Exclusions vary between companies. All companies will exclude pre-existing conditions ( a pre-existing condition is any injury, illness, or irregularity noticed by you or your veterinarian before the end of your waiting period, even if your pet never went to see the veterinarian for it)  but other exclusions can include:

  • Diseases for which there is a vaccine, even if the pet is vaccinated.
  • Diseases caused by fleas and ticks. This is especially important to check as we see lots of cases of tick paralysis and flea allergic dermatitis.
  • Routine teeth cleaning is excluded by most companies, some companies will cover dentistry work where extractions are required.
  • Diagnostic testing if no conclusive diagnosis is achieved.


% of Claim Covered

This varies between companies. Some companies cover 100% of the claim minus any fixed excess, other will only pay a percentage of the claim (70-80%) with or without a fixed excess as well.

Accident and Illness

Some companies have separate accident and illness polices. If you are considering taking out insurance then it is advisable to insure your pet for both accident and illness.

Age of Pet Insured

Most insurance companies will not insure older pets for the first time for illness cover.  The cut off age varies between companies but is usually 8-9 years of age or younger for selected breeds.

Waiting Period

This is the period of time between taking out the policy and cover commencing.  Accident cover is generally immediate.  Waiting periods of 21-30 days are usual for illness cover and cruciate ligament conditions can have a waiting period of 6 months.

Bilateral Conditions

Bilateral condition are those conditions affecting a body part of which the pet has two such as eyes, ears, knees.  The relevance of these conditions is that when excluding conditions from your cover, bilateral conditions may be classed as one condition and therefore only one annual maximum limit may apply.

Annual Maximum Benefit

This is the maximum amount the insurance company will pay in each policy period.  Some companies also apply annual or lifetime sub limits for certain conditions such as tick paralysis and cruciate ligament disease.

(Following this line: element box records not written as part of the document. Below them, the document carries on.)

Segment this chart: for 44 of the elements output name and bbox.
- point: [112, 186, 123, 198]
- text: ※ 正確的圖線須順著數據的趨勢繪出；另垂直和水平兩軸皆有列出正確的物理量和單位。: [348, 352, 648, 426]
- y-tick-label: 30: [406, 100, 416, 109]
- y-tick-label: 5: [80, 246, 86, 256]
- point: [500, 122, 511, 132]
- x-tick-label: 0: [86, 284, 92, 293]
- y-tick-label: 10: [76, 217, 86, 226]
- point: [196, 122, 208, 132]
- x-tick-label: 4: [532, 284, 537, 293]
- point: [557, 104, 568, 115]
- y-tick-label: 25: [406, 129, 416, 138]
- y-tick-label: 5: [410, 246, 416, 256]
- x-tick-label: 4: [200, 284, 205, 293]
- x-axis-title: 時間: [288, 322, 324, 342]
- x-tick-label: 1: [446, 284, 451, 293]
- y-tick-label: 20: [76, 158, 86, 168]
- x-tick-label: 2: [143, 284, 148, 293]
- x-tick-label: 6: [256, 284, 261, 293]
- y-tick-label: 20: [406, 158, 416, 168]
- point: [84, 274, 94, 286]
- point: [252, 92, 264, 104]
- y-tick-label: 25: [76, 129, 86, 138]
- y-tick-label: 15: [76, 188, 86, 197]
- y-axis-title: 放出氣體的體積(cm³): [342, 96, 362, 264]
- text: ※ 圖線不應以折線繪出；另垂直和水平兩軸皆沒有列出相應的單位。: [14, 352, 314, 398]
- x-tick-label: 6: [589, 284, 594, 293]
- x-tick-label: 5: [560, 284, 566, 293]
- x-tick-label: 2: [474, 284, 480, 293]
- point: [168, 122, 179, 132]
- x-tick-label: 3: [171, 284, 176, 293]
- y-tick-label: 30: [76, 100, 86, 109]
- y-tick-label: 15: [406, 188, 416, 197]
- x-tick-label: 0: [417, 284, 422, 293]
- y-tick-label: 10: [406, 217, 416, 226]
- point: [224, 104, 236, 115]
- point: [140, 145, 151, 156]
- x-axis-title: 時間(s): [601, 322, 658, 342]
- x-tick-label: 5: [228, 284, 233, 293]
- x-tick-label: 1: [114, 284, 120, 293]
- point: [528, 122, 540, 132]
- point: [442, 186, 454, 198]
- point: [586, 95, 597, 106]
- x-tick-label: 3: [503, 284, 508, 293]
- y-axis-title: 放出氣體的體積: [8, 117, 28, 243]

Choosing an insurance policy can seem daunting at first but having the right policy for you and your pet provides peace of mind when it comes to unexpected vets’ fees.

If you are concerned about whether your current policy will be affected, please call your pet insurer to discuss and ensure you have thoroughly read and understood your policy, including the fine print.

Unfortunately, we cannot speak on behalf of any pet insurance company and any questions raised about increasing premiums, must be pursued directly with the insurer.